Re: [RFC PATCH v1] vsock: check error queue to set EPOLLERR

From: Arseniy Krasnov
Date: Thu Mar 02 2023 - 10:09:22 EST




On 02.03.2023 16:38, Stefano Garzarella wrote:
> On Thu, Mar 02, 2023 at 02:41:29PM +0300, Arseniy Krasnov wrote:
>> Hello!
>>
>> On 02.03.2023 13:06, Stefano Garzarella wrote:
>>> On Wed, Mar 01, 2023 at 08:19:45AM +0300, Arseniy Krasnov wrote:
>>>> EPOLLERR must be set not only when there is error on the socket, but also
>>>> when error queue of it is not empty (may be it contains some control
>>>> messages). Without this patch 'poll()' won't detect data in error queue.
>>>
>>> Do you have a reproducer?
>>>
>> Dedicated reproducer - no:)
>> To reproduce this issue, i used last MSG_ZEROCOPY patches. Completion was inserted to
>> error queue, and 'poll()' didn't report about it. That was the reason, why this patch
>> was included to MSG_ZEROCOPY patchset. But also i think it is better to reduce number
>> of patches in it(i'm working on v2), so it is good to handle this patch separately.
>
> Yep, absolutely!
>
>> May be one way to reproduce it is use SO_TIMESTAMP(time info about skbuff will be queued
>> to the error queue). IIUC this feature is implemented at socket layer and may work in
>> vsock (but i'm not sure). Ok, i'll check it and try to implement reproducer.
>>
>> IIUC, for future, policy for fixes is "for each fix implement reproducer in vsock_test"?
>
> Nope, but for each fix we should have a Fixes tag.
>
> Usually we use vsock_test to check regressions on features and also the
> behaviour of different transports.
> My question was more about whether this problem was there before
> supporting sk_buff or not, to figure out which Fixes tag to use.
>
Ok i see
>>
>>>> This patch is based on 'tcp_poll()'.
>>>
>>> LGTM but we should add a Fixes tag.
>>> It's not clear to me whether the problem depends on when we switched to using sk_buff or was pre-existing.
>>>
>>> Do you have any idea when we introduced this issue?
>> git blame shows, that this code exists since first commit to vsock:
>
> Okay, but did we use sk_error_queue before supporting sk_buff?
>
No I think, sk_error_queue was unavailable to user(and still unavailable today),
because we don't have check for MSG_ERRQUEUE flag in recv logic in af_vsock.c
(i've added it in MSG_ZEROCOPY). So even if some subsystem of the kernel inserts
skb to sk_error_queue in AF_VSOCK case, user won't dequeue it.

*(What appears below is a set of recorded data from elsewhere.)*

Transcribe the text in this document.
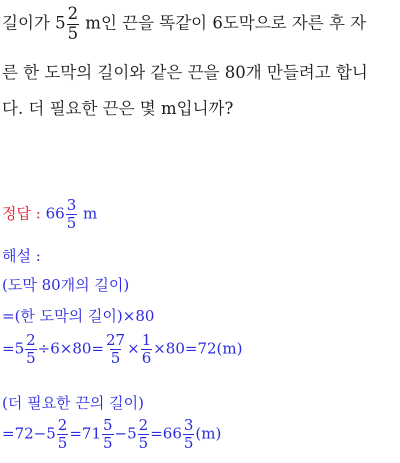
길이가 $5 \frac{2}{5}$ m인 끈을 똑같이 6도막으로 자른 후 자
른 한 도막의 길이와 같은 끈을 80개 만들려고 합니
다. 더 필요한 끈은 몇 m입니까?
정답 : $66 \frac{3}{5}$ m
해설 :
(도막 80개의 길이)
=(한 도막의 길이)×80
$=5 \frac{2}{5} \div 6\times 80= \frac{27}{5} \times \frac{1}{6} \times 80=72(m)$
(더 필요한 끈의 길이)
$=72-5 \frac{2}{5} =71 \frac{5}{5} -5 \frac{2}{5} =66 \frac{3}{5} (m)$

> Anyway, if we are not sure I think we can use the following Fixes tag,
> I don't see any issue if we backport this patch also before supporting
> sk_buff.
>
Ok, i'll try to prepare reproducer(may be in vsock_test) and add Fixes tag with the
commit "VSOCK: Introduce VM Sockets."

Thanks, Arseniy
> Thanks,
> Stefano
>
>>
>> commit d021c344051af91f42c5ba9fdedc176740cbd238
>> Author: Andy King <acking@xxxxxxxxxx>
>> Date:   Wed Feb 6 14:23:56 2013 +0000
>>
>>    VSOCK: Introduce VM Sockets
>>
>> For TCP same logic was added by:
>>
>> commit 4ed2d765dfaccff5ebdac68e2064b59125033a3b
>> Author: Willem de Bruijn <willemb@xxxxxxxxxx>
>> Date:   Mon Aug 4 22:11:49 2014 -0400
>>
>>    net-timestamp: TCP timestamping
>>
>>
>>>
>>> Thanks,
>>> Stefano
>>>
>>
>> Thanks Arseniy
>>
>>>>
>>>> Signed-off-by: Arseniy Krasnov <AVKrasnov@xxxxxxxxxxxxxx>
>>>> ---
>>>> net/vmw_vsock/af_vsock.c | 2 +-
>>>> 1 file changed, 1 insertion(+), 1 deletion(-)
>>>>
>>>> diff --git a/net/vmw_vsock/af_vsock.c b/net/vmw_vsock/af_vsock.c
>>>> index 19aea7cba26e..b5e51ef4a74c 100644
>>>> --- a/net/vmw_vsock/af_vsock.c
>>>> +++ b/net/vmw_vsock/af_vsock.c
>>>> @@ -1026,7 +1026,7 @@ static __poll_t vsock_poll(struct file *file, struct socket *sock,
>>>>     poll_wait(file, sk_sleep(sk), wait);
>>>>     mask = 0;
>>>>
>>>> -    if (sk->sk_err)
>>>> +    if (sk->sk_err || !skb_queue_empty_lockless(&sk->sk_error_queue))
>>>>         /* Signify that there has been an error on this socket. */
>>>>         mask |= EPOLLERR;
>>>>
>>>> -- 
>>>> 2.25.1
>>>>
>>>
>>
>